Enviada em 24/11/2020

Século 21, a era da comunicação e avanços tecnológicos que revolucionaram paradigmas em uma sociedade majoritariamente conservadora e tradicional. O preconceito ao longo dos tempos sempre existiu, porém devido a leis e a moral da população, em determinados momentos históricos teve sua intensidade variada. Pessoas inocentes são vítimas de racismo, homofobia, xenofobia e ódio. Crimes que com a ascensão das redes sociais foram acentuados, devido a sensação de anonimato e impunidade.

Atrás de celulares e computadores, muitos  se sentiram encorajados a destilar seu preconceito e intolerância na internet. Algo que na dita “vida real” era menos explícito, justamente pela inexistência de perfis fakes ou qualquer possibilidade de ocultar a verdadeira identidade. Justamente pela punição, que na internet é ineficaz e envolve na maioria dos casos suspensão e exclusão da conta, pena ainda incompatível com a gravidade dos delitos.
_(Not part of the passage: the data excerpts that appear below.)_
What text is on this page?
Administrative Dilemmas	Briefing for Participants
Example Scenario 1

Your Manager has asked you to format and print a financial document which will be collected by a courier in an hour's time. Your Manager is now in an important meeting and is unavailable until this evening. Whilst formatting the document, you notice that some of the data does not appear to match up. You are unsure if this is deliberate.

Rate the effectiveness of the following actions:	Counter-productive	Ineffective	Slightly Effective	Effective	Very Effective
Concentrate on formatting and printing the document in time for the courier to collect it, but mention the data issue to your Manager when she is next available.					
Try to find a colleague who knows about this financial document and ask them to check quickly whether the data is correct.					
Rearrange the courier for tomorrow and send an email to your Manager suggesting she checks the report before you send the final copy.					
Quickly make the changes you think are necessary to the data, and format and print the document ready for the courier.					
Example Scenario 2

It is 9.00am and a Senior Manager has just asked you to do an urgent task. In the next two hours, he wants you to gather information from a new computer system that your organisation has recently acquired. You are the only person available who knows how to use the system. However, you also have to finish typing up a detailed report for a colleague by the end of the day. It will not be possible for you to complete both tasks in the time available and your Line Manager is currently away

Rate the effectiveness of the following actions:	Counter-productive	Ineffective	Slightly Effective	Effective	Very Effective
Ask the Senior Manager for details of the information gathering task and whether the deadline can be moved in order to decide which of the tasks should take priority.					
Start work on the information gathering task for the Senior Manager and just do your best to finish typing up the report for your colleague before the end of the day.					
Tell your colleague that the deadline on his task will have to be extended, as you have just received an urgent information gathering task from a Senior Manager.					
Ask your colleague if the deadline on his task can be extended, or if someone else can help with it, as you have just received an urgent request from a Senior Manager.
Segundo Voltaire, filósofo iluminista do século XVIII, “O preconceito é opinião sem conhecimento”. Ou seja o preconceito e o discurso de ódio é um problema muito mais grave e estrutural, presente desde a formação do indivíduo que se depara com valores líquidos e passíveis de ruptura e distorções. O principal exemplo do avanço dessa intolerância nas redes, foram as eleições de 2018 no Brasil que foram marcadas por fake news, ofensas de baixo calão e acima de tudo guiadas pela ignorância e fanatismo cego, afim de normalizar crimes inaceitáveis.

Tendo em vista que se trata de um problema estrutural, o papel formador da escola deve ser usado para conscientizar e educar as novas gerações, para que por meio da educação os erros do passado não se repitam no presente. Paralelamente com essa medida, o anonimato e impunidade desses crimes cibernéticos devem ser trabalhados nas esferas federais e judiciais, para que a punição exista de forma efetiva e justa, assegurando a liberdade de expressão, desde que não ultrapasse o direito individual.